What are you most excited to share with UChicago alumni at the curator led tour?
I have previously had the chance to take the alumni through galleries and to look at our permanent collection, but this time we’ll be able to see an exhibition which I curated. This is the first exhibition at the MFA for which I’ve been able to write a catalog alongside an exhibition and I’m excited to share that with fellow alumni, and to talk about why and how artists make things today. Most of all, I’m excited to have an intelligent conversation with UChicago alumni and friends. Our alumni always ask great questions, and it’s just one of the most fun and enjoyable times for me.
What was your favorite Core class?
Definitely Media Aesthetics. It was the first time I was introduced to some writing and ideas that would become really critical to me and that would lead me into Art History. When I came to UChicago, I was thinking I would be a fine arts or classics major, but after reading Foucault’s essay on Velazquez’s painting Las Meninas from The Order of Things and following the other curriculum… there were just a lot of things about that course that steered me towards art history, which was great.
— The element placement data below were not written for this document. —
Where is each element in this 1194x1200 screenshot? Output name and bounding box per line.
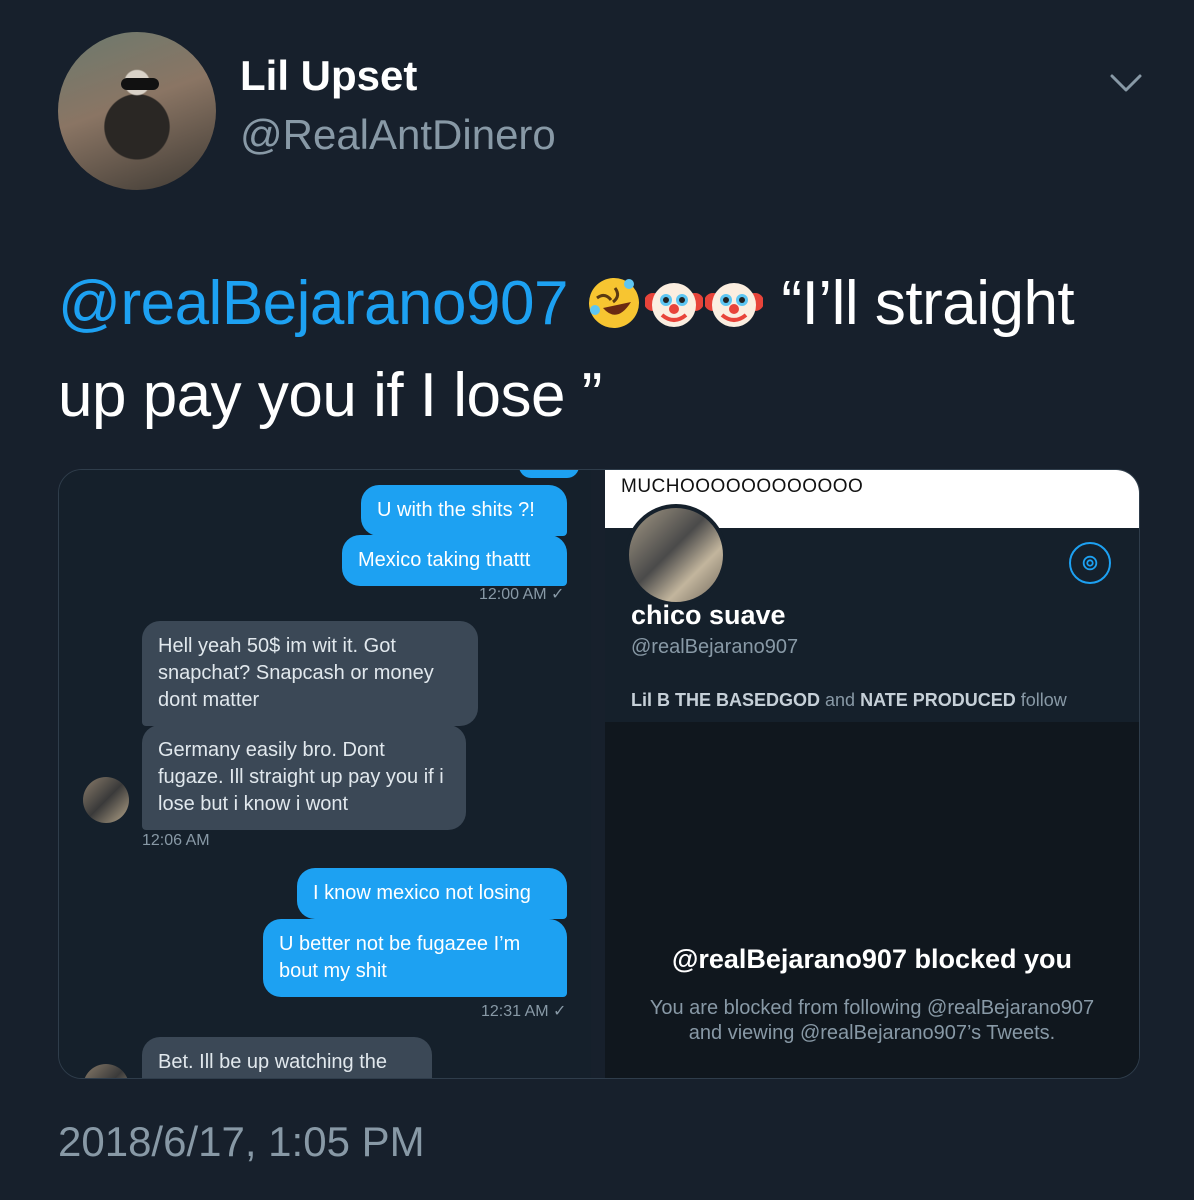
tweet-text: @realBejarano907 “I’ll straight up pay y…	[58, 258, 1158, 442]
sender-avatar	[83, 777, 129, 823]
gear-icon	[1069, 542, 1111, 584]
tweet-timestamp[interactable]: 2018/6/17, 1:05 PM	[58, 1118, 425, 1166]
author-avatar[interactable]	[58, 32, 216, 190]
author-handle[interactable]: @RealAntDinero	[240, 111, 556, 159]
blocked-body: You are blocked from following @realBeja…	[649, 997, 1095, 1044]
dm-message-out: U better not be fugazee I’m bout my shit	[263, 919, 567, 997]
profile-handle: @realBejarano907	[631, 636, 799, 658]
dm-message-in: Hell yeah 50$ im wit it. Got snapchat? S…	[142, 621, 478, 726]
clown-face-emoji-icon	[644, 283, 703, 327]
rolling-laughing-emoji-icon	[588, 278, 639, 328]
clown-face-emoji-icon	[704, 283, 763, 327]
profile-name: chico suave	[631, 600, 786, 630]
dm-timestamp: 12:00 AM ✓	[479, 586, 565, 603]
chevron-down-icon[interactable]	[1108, 68, 1144, 96]
dm-timestamp: 12:06 AM	[142, 832, 210, 849]
dm-screenshot-image[interactable]: U with the shits ?! Mexico taking thattt…	[59, 470, 591, 1078]
dm-message-out: U with the shits ?!	[361, 485, 567, 536]
dm-bubble-cut-off	[519, 470, 579, 478]
author-name[interactable]: Lil Upset	[240, 52, 417, 100]
followed-by-text: Lil B THE BASEDGOD and NATE PRODUCED fol…	[631, 690, 1067, 710]
profile-screenshot-image[interactable]: MUCHOOOOOOOOOOOO chico suave @realBejara…	[605, 470, 1139, 1078]
dm-message-out: Mexico taking thattt	[342, 535, 567, 586]
dm-message-in: Germany easily bro. Dont fugaze. Ill str…	[142, 725, 466, 830]
dm-timestamp: 12:31 AM ✓	[481, 1003, 567, 1020]
sender-avatar	[83, 1064, 129, 1078]
tweet-mention-link[interactable]: @realBejarano907	[58, 269, 568, 338]
profile-avatar	[625, 504, 727, 606]
dm-message-in: Bet. Ill be up watching the	[142, 1037, 432, 1078]
blocked-title: @realBejarano907 blocked you	[672, 944, 1072, 974]
tweet-media[interactable]: U with the shits ?! Mexico taking thattt…	[58, 469, 1140, 1079]
dm-message-out: I know mexico not losing	[297, 868, 567, 919]
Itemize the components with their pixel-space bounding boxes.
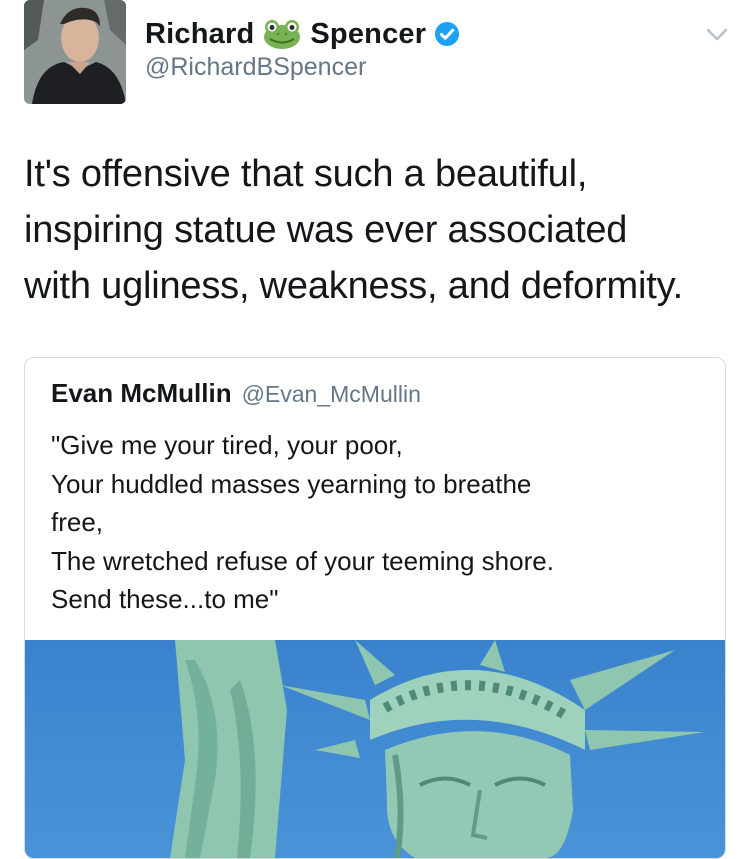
author-handle[interactable]: @RichardBSpencer xyxy=(145,53,366,82)
author-name-row[interactable]: Richard Spencer xyxy=(145,14,460,54)
author-first-name[interactable]: Richard xyxy=(145,18,254,51)
author-last-name[interactable]: Spencer xyxy=(310,18,426,51)
tweet-text-line: with ugliness, weakness, and deformity. xyxy=(24,265,683,307)
quoted-tweet-header: Evan McMullin @Evan_McMullin xyxy=(51,378,421,409)
quoted-author-name: Evan McMullin xyxy=(51,378,232,408)
verified-badge-icon xyxy=(434,21,460,47)
quoted-text-line: "Give me your tired, your poor, xyxy=(51,430,403,460)
tweet-text-line: It's offensive that such a beautiful, xyxy=(24,153,588,195)
quoted-tweet-card[interactable]: Evan McMullin @Evan_McMullin "Give me yo… xyxy=(24,357,726,859)
tweet-text: It's offensive that such a beautiful, in… xyxy=(24,146,736,314)
chevron-down-icon[interactable] xyxy=(703,24,731,46)
quoted-text-line: Send these...to me" xyxy=(51,584,279,614)
quoted-text-line: free, xyxy=(51,507,104,537)
statue-of-liberty-photo[interactable] xyxy=(25,640,725,858)
quoted-tweet-text: "Give me your tired, your poor, Your hud… xyxy=(51,426,711,619)
tweet-text-line: inspiring statue was ever associated xyxy=(24,209,628,251)
quoted-text-line: Your huddled masses yearning to breathe xyxy=(51,468,532,499)
frog-face-icon xyxy=(262,18,302,50)
quoted-text-line: The wretched refuse of your teeming shor… xyxy=(51,545,554,576)
quoted-author-handle: @Evan_McMullin xyxy=(241,381,421,407)
avatar[interactable] xyxy=(24,0,126,104)
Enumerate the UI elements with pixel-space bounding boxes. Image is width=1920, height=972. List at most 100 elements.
Which professor at Chicago left the greatest impression on you, and why?
Rebecca Zorach, who was not only an Art History professor with whom I took multiple classes, but who was also my undergraduate thesis advisor. Her ability to connect the past and present - in her Feminist Art History course, especially - has had a great influence on me and how I think. She really shaped my interests, but also let me focus on the Decorative Arts and encouraged me to follow my own interests, as well.
What is one of your fondest UChicago memories?
I met my husband during my senior year at UChicago, so we can carry on the tradition at home!
Fill in the blank: “If you loved _______ about Chicago, I think you’ll really love ______ about Boston.”
That’s a tough one! I’d say that if you loved Grant park and the amazing park system and outdoor spaces in Chicago, you’ll love the parks in Boston. It’s really amazing to work by the Fenway everyday!
Can you say a little bit about the impact that the UChicago alumni network has had on you, both personally and professionally?
Personally, it’s provided me some of my longest lasting friendships and other kinds of relationships. Professionally, when I was thinking about what it was I wanted to do, Chicago alums were really generous with their time. The curatorial world is a tough one to get into; there are lots of people, with great educations and great CVs, but not always a lot of opportunities. I connected with UChicago alums who worked at the Art Institute of Chicago, and at other museums all around the country. And now, I find the same thing happening with me -- with other alums reaching out to me for similar connections and advice. It’s been a great thing to be a part of because it’s always meant quite a bit to me.
And finally, what made you want to get involved with the UChicago Alumni Club of Boston?
When I first moved to Boston, the Alumni Club was a really wonderful way to meet and connect with fellow alums. We used to go to Trivia Nights in Harvard Square -- it was really fun to try to beat the Harvard kids! UChicago was a huge part of my life and I’m so grateful for the opportunity to have gone there. It has really formed aspects of my identity and has connected me with people who have shaped my life, so I’m very happy to have that continue. Boston has a really amazing Chicago community.